Mais je vois pas de raison pour que cette tendance n’influence pas la Suisse. Surtout que cette défiance se répand dans l’imaginaire collectif. Elle est alimentée par les théories du complot, le manque d’efficacité (ou parfois de volonté) des gouvernements à lutter contre les grands problèmes de notre époque ou encore l’explosion de la fiction dystopienne dans laquelle le peuple doit lutter contre de grands pouvoirs (gouvernement et business en tête) façon David contre Goliath.

☝️ Depuis le film V for Vendetta, le masquede Guy Fawkes est devenu un symbole universel de résistance face au pouvoir.

Cette évolution peut expliquer qu’on ait tendance à remettre en cause les décisions des autorités. Mais il y a peut-être autre chose.

Résistance au changement

Arrêter de fumer. De grignoter. Faire plus de sport. Persuader tes enfants de soulever la lunette des WC avant de faire pipi debout. Faire évoluer les méthodes de travail au sein d’une entreprise… Tous ceux qui ont tenté de changer ou de faire changer les choses le savent: l’humain n’aime pas le changement.

Tellement pas qu’il va développer des trésors de créativité poiur éviter de changer. Le changement le plus violent qu’on puisse avoir à vivre, c’est le décès de quelqu’un à qui on tient. Ce processus de deuil a été modélisé par Elisabeth Kübler-Ross, une psychologue zurichoise.

☝️ La courbe du deuil (et du changement) modélisée par Elisabeth Kübler-Ross

Il est aujourd’hui très utilisé au-delà du deuil, pour accompagner le changement. Et je pense qu’il s’adapte parfaitement à la situation actuelle:

Déni (denial): «C’est pas plus grave qu’une grippe. Pourquoi on en fait tout un foin?»

Colère (anger): «C’est les médias qui créent la panique. Et le Conseil fédéral est obligé de réagir. C’est n’importe quoi, ils vont foutre en l’air l’économie!»

Marchandage (bargaining): «Allez, on se sert la main! Ça va pas changer grand-chose, quand même.»

Problème de confiance et résistance au changement: je pense que ces deux facteurs expliquent assez bien l’attitude initiale du grand public, qui minimisent le danger et trouvent malin de ne pas respecter les consignes.

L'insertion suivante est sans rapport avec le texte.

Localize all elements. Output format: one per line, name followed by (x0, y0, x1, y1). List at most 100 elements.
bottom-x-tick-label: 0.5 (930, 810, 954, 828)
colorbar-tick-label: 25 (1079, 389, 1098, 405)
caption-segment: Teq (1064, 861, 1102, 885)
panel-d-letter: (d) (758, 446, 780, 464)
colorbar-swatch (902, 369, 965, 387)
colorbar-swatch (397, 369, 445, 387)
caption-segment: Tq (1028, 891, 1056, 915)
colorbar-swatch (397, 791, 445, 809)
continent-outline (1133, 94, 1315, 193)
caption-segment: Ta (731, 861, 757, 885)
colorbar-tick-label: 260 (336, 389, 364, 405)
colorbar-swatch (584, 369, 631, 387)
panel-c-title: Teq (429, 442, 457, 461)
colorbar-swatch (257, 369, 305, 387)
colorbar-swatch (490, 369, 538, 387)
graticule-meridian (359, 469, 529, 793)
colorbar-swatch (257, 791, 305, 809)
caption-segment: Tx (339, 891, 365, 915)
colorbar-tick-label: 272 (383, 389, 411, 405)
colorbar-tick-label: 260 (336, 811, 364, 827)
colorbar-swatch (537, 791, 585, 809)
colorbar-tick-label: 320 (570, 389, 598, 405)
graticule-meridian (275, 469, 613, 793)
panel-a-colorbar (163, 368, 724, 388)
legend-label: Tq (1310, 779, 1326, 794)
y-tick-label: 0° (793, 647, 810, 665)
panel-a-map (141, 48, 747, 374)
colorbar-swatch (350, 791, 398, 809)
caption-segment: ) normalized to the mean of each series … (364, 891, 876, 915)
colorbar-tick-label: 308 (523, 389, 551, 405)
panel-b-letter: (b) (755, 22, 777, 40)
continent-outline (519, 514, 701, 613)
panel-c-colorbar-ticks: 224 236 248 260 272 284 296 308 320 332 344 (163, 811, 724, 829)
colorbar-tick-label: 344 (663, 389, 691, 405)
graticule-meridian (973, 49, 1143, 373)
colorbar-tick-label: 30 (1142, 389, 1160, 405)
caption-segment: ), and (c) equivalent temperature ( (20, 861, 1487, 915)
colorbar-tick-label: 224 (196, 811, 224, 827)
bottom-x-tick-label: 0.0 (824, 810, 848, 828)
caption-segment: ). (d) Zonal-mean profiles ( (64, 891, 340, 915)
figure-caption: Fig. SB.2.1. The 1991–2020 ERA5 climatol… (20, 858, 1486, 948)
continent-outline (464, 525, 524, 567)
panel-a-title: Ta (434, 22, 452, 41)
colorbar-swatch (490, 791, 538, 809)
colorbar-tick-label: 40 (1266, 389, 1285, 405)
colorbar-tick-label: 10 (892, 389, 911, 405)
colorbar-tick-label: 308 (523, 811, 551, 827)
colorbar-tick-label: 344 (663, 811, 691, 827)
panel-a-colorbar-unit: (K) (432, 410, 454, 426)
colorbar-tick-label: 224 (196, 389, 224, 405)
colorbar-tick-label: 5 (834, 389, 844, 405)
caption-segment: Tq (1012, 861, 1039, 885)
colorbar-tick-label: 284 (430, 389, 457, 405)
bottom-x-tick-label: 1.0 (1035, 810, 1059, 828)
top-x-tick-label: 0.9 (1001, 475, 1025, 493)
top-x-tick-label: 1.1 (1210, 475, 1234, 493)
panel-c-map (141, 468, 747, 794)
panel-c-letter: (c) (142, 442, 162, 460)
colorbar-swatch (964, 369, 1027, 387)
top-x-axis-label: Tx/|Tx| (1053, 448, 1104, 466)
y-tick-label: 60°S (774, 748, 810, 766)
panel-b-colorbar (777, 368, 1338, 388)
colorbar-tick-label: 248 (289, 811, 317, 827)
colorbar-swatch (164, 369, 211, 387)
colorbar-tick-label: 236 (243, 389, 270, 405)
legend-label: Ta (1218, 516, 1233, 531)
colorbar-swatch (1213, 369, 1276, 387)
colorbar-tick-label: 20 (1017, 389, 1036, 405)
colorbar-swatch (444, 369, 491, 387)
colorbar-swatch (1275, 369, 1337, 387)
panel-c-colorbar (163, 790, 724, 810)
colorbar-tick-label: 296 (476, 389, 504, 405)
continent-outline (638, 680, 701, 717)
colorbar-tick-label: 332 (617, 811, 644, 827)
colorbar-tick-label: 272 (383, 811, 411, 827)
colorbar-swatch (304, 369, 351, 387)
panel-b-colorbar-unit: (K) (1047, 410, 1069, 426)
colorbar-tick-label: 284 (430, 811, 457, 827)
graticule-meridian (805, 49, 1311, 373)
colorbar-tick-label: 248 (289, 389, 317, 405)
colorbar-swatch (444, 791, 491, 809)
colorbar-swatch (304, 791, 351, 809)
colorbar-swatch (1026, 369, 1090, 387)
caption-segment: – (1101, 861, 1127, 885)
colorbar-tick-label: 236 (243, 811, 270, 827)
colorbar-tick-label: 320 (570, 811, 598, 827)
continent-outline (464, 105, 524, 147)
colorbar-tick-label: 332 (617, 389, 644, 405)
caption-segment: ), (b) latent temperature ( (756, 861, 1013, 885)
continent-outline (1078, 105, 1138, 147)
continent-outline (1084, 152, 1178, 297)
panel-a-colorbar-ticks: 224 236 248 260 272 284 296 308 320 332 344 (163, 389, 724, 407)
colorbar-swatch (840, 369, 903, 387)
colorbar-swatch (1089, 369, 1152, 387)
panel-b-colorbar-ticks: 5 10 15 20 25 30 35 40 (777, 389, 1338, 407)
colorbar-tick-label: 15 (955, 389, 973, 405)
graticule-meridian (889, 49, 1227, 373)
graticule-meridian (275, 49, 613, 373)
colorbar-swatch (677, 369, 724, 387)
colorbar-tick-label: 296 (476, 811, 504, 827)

Mais depuis hier et aujourd’hui, on sent un changement, la prise au sérieux de l’épidémie semble faire son chemin. On est peut-être en train d’atteindre la phase suivante: la dépression?

Et après?

T’inquiète pas, je te vois. Les yeux rivés sur ton écran, le front plissée dans un intense effort de réflexion. Je te vois et je t’entends penser: «C’est bien joli tout ça, Romain. Mais au fond on s’en tape, de savoir pourquoi les gens n’écoutent pas. Je veux savoir comment mieux communiquer et faire passer les infos importantes.»

T’as raison. En tout cas en partie. Parce que savoir pourquoi les réactions se produisent, c’est très utile pour comprendre comment s’y adapter.

Mais ceci est une autre histoire. Ça va venir, promis.

Dans l’immédiat, on arrête de faire les petits rebelles, on ravale nos rancœurs, notre incompréhension et notre scepticisme, et on fait comme on nous a dit de faire. Si ça s’appelle des recommandations de santé publique, c’est qu’il y a une raison.